JdeRobot / base

GNU General Public License v3.0
94 stars 124 forks source link

Critical state of jderobot::Camera (a deep analysis) #248

Closed varhub closed 3 years ago

varhub commented 8 years ago

I will try to be politically correct, by the way I'll try to expose all odds and found leaks; so I will start with a simple phrase:

Is hard to understand how is possible that camera, one of more important sensors, is almost not implemented and basic functionality is not provided.

Let's start with how many times is defined CameraI (the implementation of jderobot::Camera Interface): grep -lr "public jderobot::Camera" | wc -l == 18 (at least)

Here you are some of them, trying to order implementations for recent to ancient just to see evolution and deprecation:

The best example of copy-paste is camera_dump.cc, the best candidate to converge in a single .so shared by all robots (please, do a diff before think that i'm being too rude).

About bugs, here we go: https://github.com/RoboticsURJC/JdeRobot/blob/5f5da3/src/stable/components/gazeboserver/plugins/quadrotor/quadrotorplugin.cc#L568 Here there is a condition race that implies that last "preprocessed" request will override reply format. So any queued request "processed" afterward will get a wrong format. It has been fixed at https://github.com/RoboticsURJC/JdeRobot/blob/5f5da3/src/stable/libs/jderobotutil/CameraTask.cpp#L30-L33, but this error is at now presented at least at: quadrotor, flyingKinect, kinect, RosLib. The good news: since no one uses other format that RGB8 and server side do not support it, this bug will never happen.

List continue, but even I forgot some saw problems. By the way I suspect that it is simply better a ToDo list.

Problems

Finally, an unimportant question: who can explain why this ugly call? colorspaces::ImageRGB8::FORMAT_RGB8.get()->name Is there a double indirection? (**colorspaces::ImageRGB8::FORMAT_RGB8).name

varhub commented 8 years ago

[*starvation]: Current queued responses could end in an starvation case The good part: Since request are queued and other thread threat it, any client can "connect" to an uninitialized camera. The bad part: If dedicated thread fail or hang silently, queue will grow forever, and implies a blocking call until request timeout rescues client.

See: AMD is transparent to the client, that is, there is no way for a client to distinguish a request that, in the server, is processed synchronously from a request that is processed asynchronously. So client call will be always blocking. From https://doc.zeroc.com/display/Ice36/Asynchronous+Method+Dispatch+%28AMD%29+in+Java

Due most components does all sensor fetching (an even control) in same thread loop, hang at image acquisition implies lost sensor feedback and even lost control.

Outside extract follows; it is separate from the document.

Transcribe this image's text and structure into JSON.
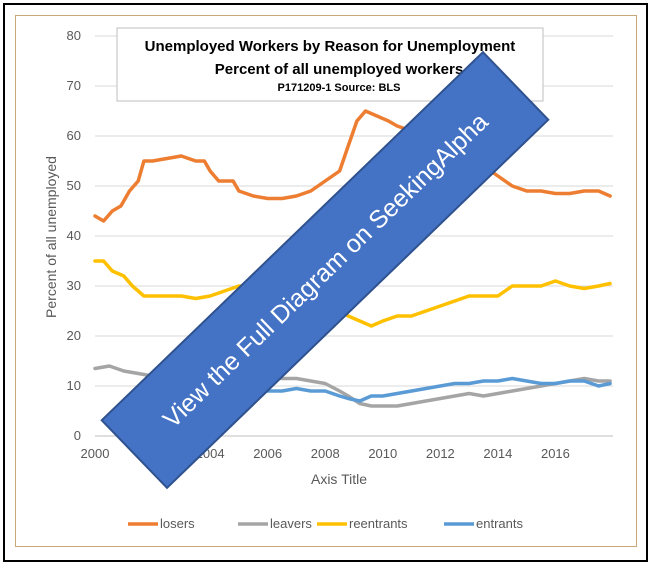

It is only a hypothesis and has not been verified

varhub commented 8 years ago

Thanks @chanfr, this (https://github.com/RoboticsURJC/JdeRobot/blob/master/src/stable/libs/parallelIce/cameraClient.h) was I meant, but for server side...

I couldn't avoid look into it, and I saw a condition race here: https://github.com/RoboticsURJC/JdeRobot/blob/5f5da37edfe16a9a5b3d6eac080e8c694ba19ec0/src/stable/libs/parallelIce/cameraClient.cpp#L193-L195

        if (pauseStatus){
            IceUtil::Mutex::Lock sync(this->controlMutex);
            this->semWait.wait(sync);
        }

It seems to be a bad use of scoped RAII lock guard. It must be:

    {
        IceUtil::Mutex::Lock sync(this->controlMutex);
        if (pauseStatus){
            this->semWait.wait(sync);
        }
    }

So mainly, pause variable is not thread safe and may end in an starvation situation ;)

PS: I also prefer a two-semaphores "design" instead only one (because is easy to recognize who are consumers and who are producers). But since API is designed for a single consumer (and blocking), special case of a two consumer threads getting spawn from each other is a bad usage of API itself.

chanfr commented 8 years ago

Sure, you are right, please send a pull request with this change and I will include it.

Thanks!